Seu legado foi evocado como um exemplo de comprometimento com a verdade e a dignidade humana em meio à opressão, seguindo o espírito de Fučík, que escreveu sua obra sob tortura nazista.

O evento incluiu a integração de novos membros na UPEC, que se comprometeram a defender os princípios de solidariedade e precisão jornalística.

O pensamento anti-imperialista de Fidel Castro foi destacado, pois sua luta contra o fascismo e seu apoio à Palestina continuam relevantes hoje.
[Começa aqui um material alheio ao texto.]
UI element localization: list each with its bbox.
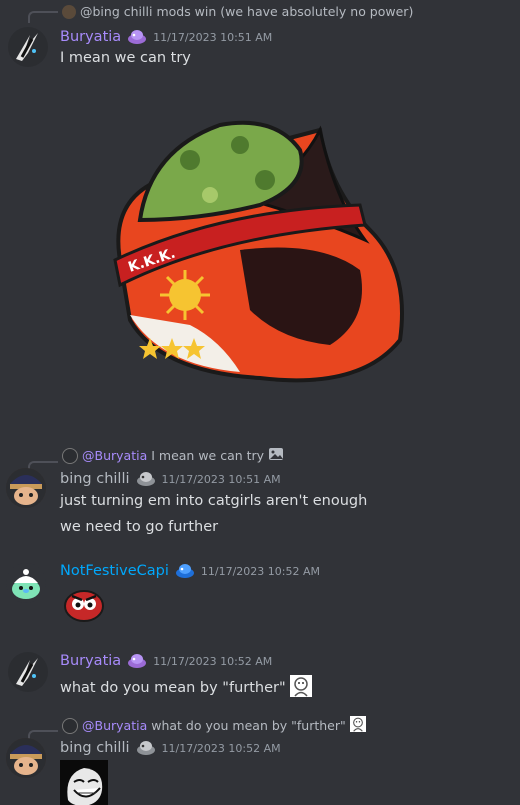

A declaração exige justiça internacional para os crimes contra jornalistas e civis e apela à comunidade global para que se mobilize contra a impunidade de Israel e seus aliados. A UPEC de Camagüey reafirmou seu apoio incondicional à causa palestina e à Revolução Bolivariana, rejeitando as narrativas hegemônicas da mídia.

Este encontro reafirma o papel do jornalismo cubano na defesa da soberania e dos direitos humanos, herdeiro de uma tradição de resistência e internacionalismo.